Can someone explain why is this and how to get past it?
Here is my code
#define INIT 3
typedef struct point{
int x;
int y;
int c;
int d;
}Point;
Point empty(){
Point p;
p.x=1;
p.y=10;
p.c=100;
p.d=1000; //if you put different values it will act differently - weird
return p;
}
void printArray(Point * r){
int i;
int total = r[0].y+1;
for(i=0;i<total;i++){
printf("%2d | P [%2d,%2d][%4d,%4d]\n",i,r[i].x,r[i].y,r[i].c,r[i].d);
}
}
void reallocFunction(Point * r){
r=(Point *) realloc(r,r[0].x*2*sizeof(Point));
r[0].x*=2;
}
void enter(Point* r,int c){
int i;
for(i=1;i<c;i++){
r[r[0].y+1]=empty();
r[0].y++;
if( (r[0].y+2) >= r[0].x ){ /*when the amount of Points is near
*the end of allocated memory.
reallocate the array*/
reallocFunction(r);
}
}
}
int main(int argc, char** argv) {
Point * r=(Point *) malloc ( sizeof ( Point ) * INIT );
r[0]=empty();
r[0].x=INIT; /*so here I store for how many "Points" is there memory
//in r[0].y theres how many Points there are.*/
enter(r,5);
printArray(r);
return (0);
}
Your code does not look clean to me for other reasons, but...
void reallocFunction(Point * r){
r=(Point *) realloc(r,r[0].x*2*sizeof(Point));
r[0].x*=2;
r[0].y++;
}
The problem here is that r in this function is the parameter, hence any modifications to it are lost when the function returns. You need some way to change the caller's version of r. I suggest:
Point * // Note new return type...
reallocFunction(Point * r){
r=(Point *) realloc(r,r[0].x*2*sizeof(Point));
r[0].x*=2;
r[0].y++;
return r; // Note: now we return r back to the caller..
}
Then later:
r = reallocFunction(r);
Now... Another thing to consider is that realloc can fail. A common pattern for realloc that accounts for this is:
Point *reallocFunction(Point * r){
void *new_buffer = realloc(r, r[0].x*2*sizeof(Point));
if (!new_buffer)
{
// realloc failed, pass the error up to the caller..
return NULL;
}
r = new_buffer;
r[0].x*=2;
r[0].y++;
return r;
}
This ensures that you don't leak r when the memory allocation fails, and the caller then has to decide what happens when your function returns NULL...

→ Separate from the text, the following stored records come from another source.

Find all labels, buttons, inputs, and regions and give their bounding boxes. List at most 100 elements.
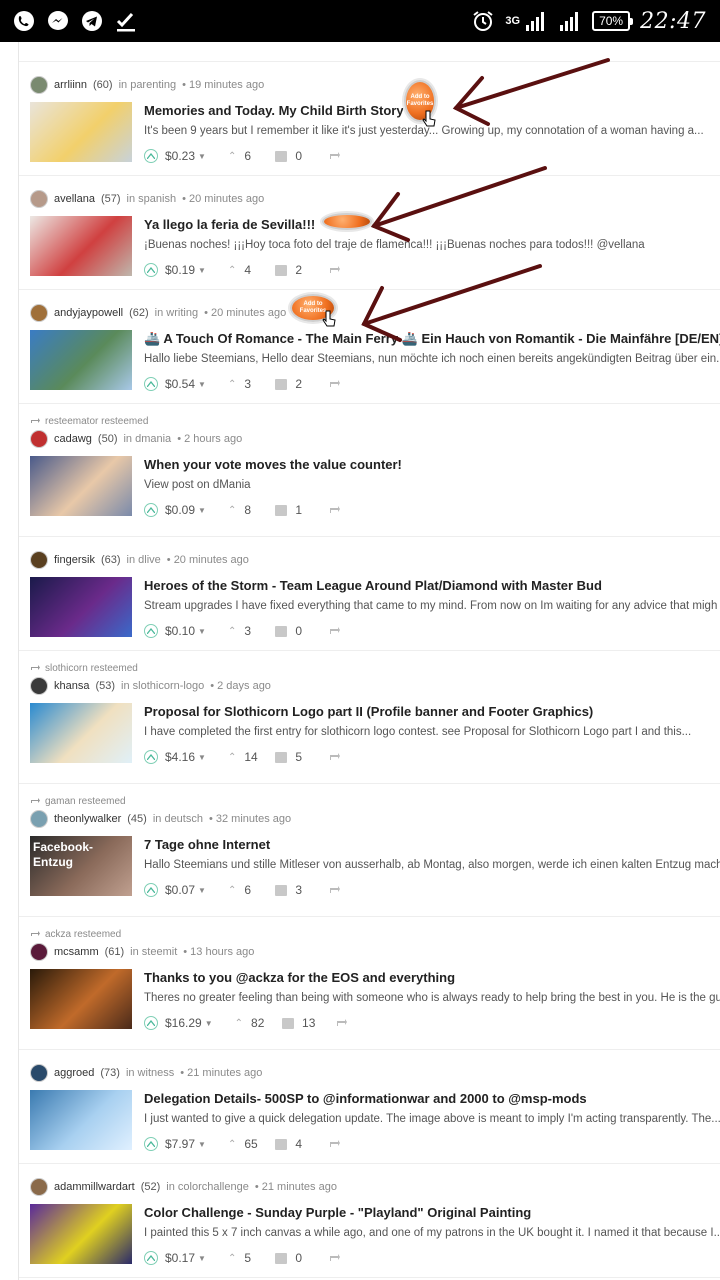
comment-icon[interactable]: [275, 884, 288, 896]
post-summary[interactable]: ¡Buenas noches! ¡¡¡Hoy toca foto del tra…: [144, 239, 720, 255]
vote-count[interactable]: 5: [244, 1251, 272, 1265]
post-feed[interactable]: arrliinn (60) in parenting • 19 minutes …: [18, 42, 720, 1280]
author-link[interactable]: adammillwardart: [54, 1181, 135, 1193]
upvote-icon[interactable]: [144, 1251, 158, 1265]
post-title[interactable]: Color Challenge - Sunday Purple - "Playl…: [144, 1205, 720, 1223]
post-title[interactable]: 7 Tage ohne Internet: [144, 837, 720, 855]
avatar[interactable]: [30, 677, 48, 695]
post-thumbnail[interactable]: [30, 102, 132, 162]
post-title[interactable]: Delegation Details- 500SP to @informatio…: [144, 1091, 720, 1109]
author-link[interactable]: aggroed: [54, 1067, 94, 1079]
vote-count[interactable]: 6: [244, 883, 272, 897]
post-thumbnail[interactable]: Facebook-Entzug: [30, 836, 132, 896]
post-item[interactable]: resteemator resteemed cadawg (50) in dma…: [19, 404, 720, 537]
reblog-icon[interactable]: [329, 752, 341, 762]
post-summary[interactable]: View post on dMania: [144, 479, 720, 495]
payout-value[interactable]: $0.10: [165, 624, 195, 638]
comment-icon[interactable]: [275, 625, 288, 637]
avatar[interactable]: [30, 1064, 48, 1082]
upvote-icon[interactable]: [144, 503, 158, 517]
chevron-down-icon[interactable]: ▼: [198, 886, 206, 895]
comment-icon[interactable]: [275, 378, 288, 390]
comment-count[interactable]: 5: [295, 750, 323, 764]
reblog-icon[interactable]: [329, 151, 341, 161]
chevron-down-icon[interactable]: ▼: [198, 506, 206, 515]
vote-count[interactable]: 6: [244, 149, 272, 163]
payout-value[interactable]: $0.09: [165, 503, 195, 517]
vote-count[interactable]: 14: [244, 750, 272, 764]
category-link[interactable]: in writing: [155, 307, 198, 319]
reblog-icon[interactable]: [329, 379, 341, 389]
post-item[interactable]: slothicorn resteemed khansa (53) in slot…: [19, 651, 720, 784]
payout-value[interactable]: $16.29: [165, 1016, 202, 1030]
post-summary[interactable]: Hallo liebe Steemians, Hello dear Steemi…: [144, 353, 720, 369]
vote-count[interactable]: 4: [244, 263, 272, 277]
post-item[interactable]: fingersik (63) in dlive • 20 minutes ago…: [19, 537, 720, 651]
post-summary[interactable]: Theres no greater feeling than being wit…: [144, 992, 720, 1008]
chevron-down-icon[interactable]: ▼: [198, 1254, 206, 1263]
upvote-icon[interactable]: [144, 883, 158, 897]
reblog-icon[interactable]: [329, 1253, 341, 1263]
comment-icon[interactable]: [282, 1017, 295, 1029]
category-link[interactable]: in witness: [126, 1067, 174, 1079]
category-link[interactable]: in deutsch: [153, 813, 203, 825]
post-thumbnail[interactable]: [30, 456, 132, 516]
post-item[interactable]: arrliinn (60) in parenting • 19 minutes …: [19, 62, 720, 176]
comment-count[interactable]: 3: [295, 883, 323, 897]
avatar[interactable]: [30, 304, 48, 322]
post-thumbnail[interactable]: [30, 216, 132, 276]
comment-icon[interactable]: [275, 264, 288, 276]
post-title[interactable]: Proposal for Slothicorn Logo part II (Pr…: [144, 704, 720, 722]
author-link[interactable]: theonlywalker: [54, 813, 121, 825]
chevron-down-icon[interactable]: ▼: [205, 1019, 213, 1028]
author-link[interactable]: cadawg: [54, 433, 92, 445]
reblog-icon[interactable]: [329, 885, 341, 895]
author-link[interactable]: arrliinn: [54, 79, 87, 91]
post-title[interactable]: 🚢 A Touch Of Romance - The Main Ferry 🚢 …: [144, 331, 720, 349]
category-link[interactable]: in slothicorn-logo: [121, 680, 204, 692]
payout-value[interactable]: $4.16: [165, 750, 195, 764]
category-link[interactable]: in steemit: [130, 946, 177, 958]
comment-count[interactable]: 0: [295, 149, 323, 163]
post-thumbnail[interactable]: [30, 330, 132, 390]
post-summary[interactable]: I have completed the first entry for slo…: [144, 726, 720, 742]
vote-count[interactable]: 65: [244, 1137, 272, 1151]
post-thumbnail[interactable]: [30, 1204, 132, 1264]
category-link[interactable]: in dmania: [123, 433, 171, 445]
upvote-icon[interactable]: [144, 750, 158, 764]
avatar[interactable]: [30, 1178, 48, 1196]
post-item[interactable]: aggroed (73) in witness • 21 minutes ago…: [19, 1050, 720, 1164]
upvote-icon[interactable]: [144, 263, 158, 277]
post-thumbnail[interactable]: [30, 577, 132, 637]
add-to-favorites-button-2[interactable]: [322, 213, 372, 230]
author-link[interactable]: khansa: [54, 680, 89, 692]
vote-count[interactable]: 3: [244, 377, 272, 391]
reblog-icon[interactable]: [336, 1018, 348, 1028]
upvote-icon[interactable]: [144, 1016, 158, 1030]
avatar[interactable]: [30, 190, 48, 208]
post-item[interactable]: ackza resteemed mcsamm (61) in steemit •…: [19, 917, 720, 1050]
avatar[interactable]: [30, 810, 48, 828]
payout-value[interactable]: $0.07: [165, 883, 195, 897]
upvote-icon[interactable]: [144, 377, 158, 391]
avatar[interactable]: [30, 943, 48, 961]
post-title[interactable]: Ya llego la feria de Sevilla!!!: [144, 217, 720, 235]
post-item[interactable]: andyjaypowell (62) in writing • 20 minut…: [19, 290, 720, 404]
post-title[interactable]: Heroes of the Storm - Team League Around…: [144, 578, 720, 596]
comment-count[interactable]: 2: [295, 377, 323, 391]
chevron-down-icon[interactable]: ▼: [198, 1140, 206, 1149]
comment-icon[interactable]: [275, 1252, 288, 1264]
comment-count[interactable]: 0: [295, 624, 323, 638]
comment-icon[interactable]: [275, 751, 288, 763]
chevron-down-icon[interactable]: ▼: [198, 152, 206, 161]
post-summary[interactable]: Stream upgrades I have fixed everything …: [144, 600, 720, 616]
post-summary[interactable]: Hallo Steemians und stille Mitleser von …: [144, 859, 720, 875]
author-link[interactable]: mcsamm: [54, 946, 99, 958]
reblog-icon[interactable]: [329, 265, 341, 275]
category-link[interactable]: in parenting: [119, 79, 177, 91]
vote-count[interactable]: 82: [251, 1016, 279, 1030]
chevron-down-icon[interactable]: ▼: [198, 380, 206, 389]
post-title[interactable]: Thanks to you @ackza for the EOS and eve…: [144, 970, 720, 988]
avatar[interactable]: [30, 76, 48, 94]
author-link[interactable]: andyjaypowell: [54, 307, 123, 319]
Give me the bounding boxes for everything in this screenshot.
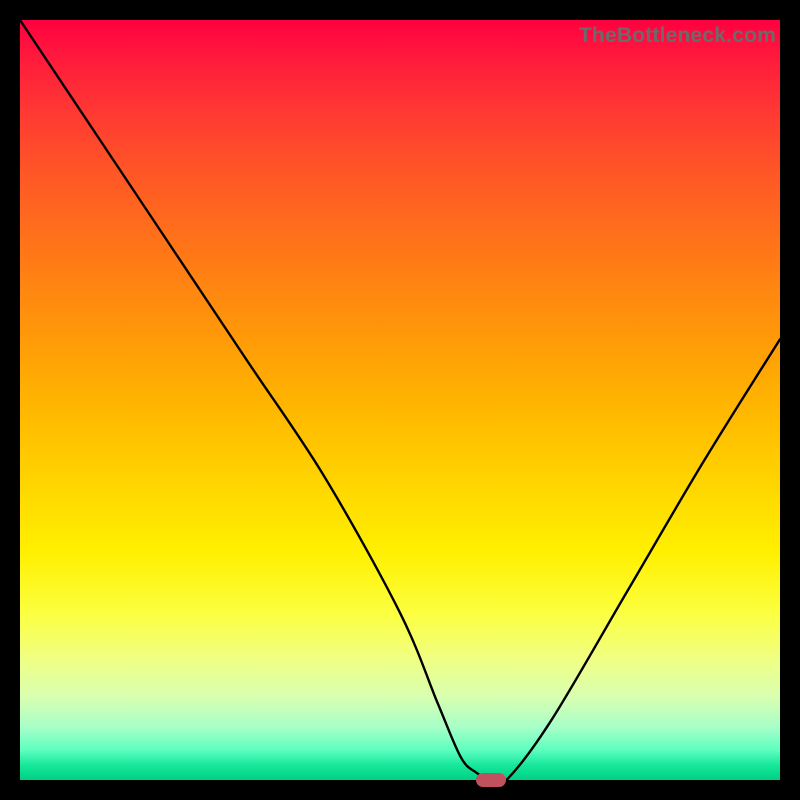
chart-container: TheBottleneck.com: [0, 0, 800, 800]
watermark-label: TheBottleneck.com: [579, 24, 776, 48]
bottleneck-curve: [20, 20, 780, 780]
optimal-point-marker: [476, 773, 506, 787]
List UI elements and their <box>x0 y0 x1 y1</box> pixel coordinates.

But, some other things I'd point out about this code (I don't mean to sound like I'm nitpicking about things and trying to tear them apart; this is meant as constructive design feedback):
The names of variables and members don't make it very clear what you're doing.
You've got a lot of magic constants. There's no explanation for what they mean or why they exist.
reallocFunction doesn't seem to really make sense. Perhaps the name and interface can be clearer. When do you need to realloc? Why do you double the X member? Why do you increment Y? Can the caller make these decisions instead? I would make that clearer.
Similarly it's not clear what enter() is supposed to be doing. Maybe the names could be clearer.
It's a good thing to do your allocations and manipulation of member variables in a consistent place, so it's easy to spot (and later, potentially change) how you're supposed to create, destroy and manipulate one of these objects. Here it seems in particular like main() has a lot of knowledge of your structure's internals. That seems bad.
Use of the multiplication operator in parameters to realloc in the way that you do is sometimes a red flag... It's a corner case, but the multiplication can overflow and you can end up shrinking the buffer instead of growing it. This would make you crash and in writing production code it would be important to avoid this for security reasons.
You also do not seem to initialize r[0].y. As far as I understood, you should have a r[0].y=0 somewhere.
Anyway, you using the first element of the array to do something different is definitely a bad idea. It makes your code horribly complex to understand. Just create a new structure, holding the array size, the capacity, and the pointer.